The two laments for Josquin that are performed on this record both appeared in Susato’s post-humous collection of his chansons (Antwerp, 1545), but it seems likely that they were composed soon after his death in 1521. Virtually nothing is known of Hieronymus Vinders, though the fact that the text he sets, “O mors inevitabilis”, was affixed to a portrait of Josquin that once hung in the church of St. Gudule at Brussels suggests that he may have been active in that area, and perhaps even have had some contact with the master in his last years at Conde. Gombert, who was for many years master of the children in the Imperial Chapel of Charles V, also seems to have laid claim to be a pupil of Josquin’s, though he must have been very young at the time. Both composers, in any case, evidently felt it appropriate to weave some features of Josquin’s style into their elegies upon him.
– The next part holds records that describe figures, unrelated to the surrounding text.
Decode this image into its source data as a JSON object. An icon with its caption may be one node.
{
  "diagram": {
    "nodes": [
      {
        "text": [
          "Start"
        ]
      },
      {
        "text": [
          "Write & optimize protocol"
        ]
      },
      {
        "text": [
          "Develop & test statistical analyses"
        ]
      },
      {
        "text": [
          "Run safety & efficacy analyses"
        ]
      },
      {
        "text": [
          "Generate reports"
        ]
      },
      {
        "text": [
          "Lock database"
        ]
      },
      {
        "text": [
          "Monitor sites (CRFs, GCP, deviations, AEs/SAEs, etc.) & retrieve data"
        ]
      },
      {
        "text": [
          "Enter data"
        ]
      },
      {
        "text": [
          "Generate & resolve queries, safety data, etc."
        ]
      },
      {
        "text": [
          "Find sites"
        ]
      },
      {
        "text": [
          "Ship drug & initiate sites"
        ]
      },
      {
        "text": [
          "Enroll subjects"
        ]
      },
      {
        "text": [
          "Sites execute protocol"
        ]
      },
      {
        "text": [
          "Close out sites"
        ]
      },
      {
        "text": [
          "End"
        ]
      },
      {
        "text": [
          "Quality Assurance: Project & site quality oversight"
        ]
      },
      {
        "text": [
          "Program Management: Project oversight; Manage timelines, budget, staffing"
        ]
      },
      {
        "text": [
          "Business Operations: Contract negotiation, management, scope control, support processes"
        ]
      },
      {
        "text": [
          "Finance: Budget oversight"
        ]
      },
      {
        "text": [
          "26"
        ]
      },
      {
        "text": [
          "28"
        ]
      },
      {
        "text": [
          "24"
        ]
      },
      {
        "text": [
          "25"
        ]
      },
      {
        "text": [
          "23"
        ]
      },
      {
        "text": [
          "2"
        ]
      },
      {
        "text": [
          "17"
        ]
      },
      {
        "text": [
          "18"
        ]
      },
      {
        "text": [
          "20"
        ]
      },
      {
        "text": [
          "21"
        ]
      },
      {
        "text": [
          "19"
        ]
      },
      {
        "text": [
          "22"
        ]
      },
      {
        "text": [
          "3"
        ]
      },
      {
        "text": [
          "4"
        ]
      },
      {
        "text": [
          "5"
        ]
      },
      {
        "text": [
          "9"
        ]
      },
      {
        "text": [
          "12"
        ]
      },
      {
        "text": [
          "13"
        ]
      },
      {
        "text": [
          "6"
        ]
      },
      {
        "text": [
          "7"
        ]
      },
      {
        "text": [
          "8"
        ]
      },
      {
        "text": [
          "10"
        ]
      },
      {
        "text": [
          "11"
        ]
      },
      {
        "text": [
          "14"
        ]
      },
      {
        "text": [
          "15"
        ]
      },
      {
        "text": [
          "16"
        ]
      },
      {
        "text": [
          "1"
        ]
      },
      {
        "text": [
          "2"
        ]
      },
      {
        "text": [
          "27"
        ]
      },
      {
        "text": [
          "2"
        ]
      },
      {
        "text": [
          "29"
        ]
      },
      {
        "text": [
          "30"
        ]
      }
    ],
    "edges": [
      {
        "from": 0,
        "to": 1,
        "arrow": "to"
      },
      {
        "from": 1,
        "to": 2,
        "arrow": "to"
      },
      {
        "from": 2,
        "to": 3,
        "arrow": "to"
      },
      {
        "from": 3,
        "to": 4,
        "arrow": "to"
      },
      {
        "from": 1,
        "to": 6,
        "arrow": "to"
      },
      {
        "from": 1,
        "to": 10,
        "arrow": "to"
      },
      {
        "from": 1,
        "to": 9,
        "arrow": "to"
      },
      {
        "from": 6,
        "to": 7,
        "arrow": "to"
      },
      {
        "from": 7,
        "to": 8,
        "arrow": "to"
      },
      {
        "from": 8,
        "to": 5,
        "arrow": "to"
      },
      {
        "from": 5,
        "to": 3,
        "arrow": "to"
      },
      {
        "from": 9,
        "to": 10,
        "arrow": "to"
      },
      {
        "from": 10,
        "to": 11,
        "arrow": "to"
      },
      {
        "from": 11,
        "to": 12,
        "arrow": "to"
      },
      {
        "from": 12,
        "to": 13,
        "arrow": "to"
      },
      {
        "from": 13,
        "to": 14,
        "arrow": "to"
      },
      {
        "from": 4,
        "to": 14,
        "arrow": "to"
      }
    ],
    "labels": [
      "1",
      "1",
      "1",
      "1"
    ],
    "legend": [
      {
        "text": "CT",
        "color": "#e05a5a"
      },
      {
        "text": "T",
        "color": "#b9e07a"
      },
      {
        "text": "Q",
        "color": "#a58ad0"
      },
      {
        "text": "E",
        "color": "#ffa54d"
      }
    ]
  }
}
Apart from such details as the characteristic descending scales (at “comprimat” and “ille occidit”), Gombert incorporates into his six-part texture a plainsong cantus firmus that Josquin himself had used more than once: “Circumdederunt me gemitus mortis...”, “The plaints of death are come around me, the pains of hell encompass me”. Vinders, more ambitiously, combines two cantus firmi in his sevenpart motet, including the Introit from the Requiem Mass that Josquin himself had used in his own elegy for Ockeghem some 25 years earlier. Even a minor composer is not debarred from feeling himself art of a reat tradition.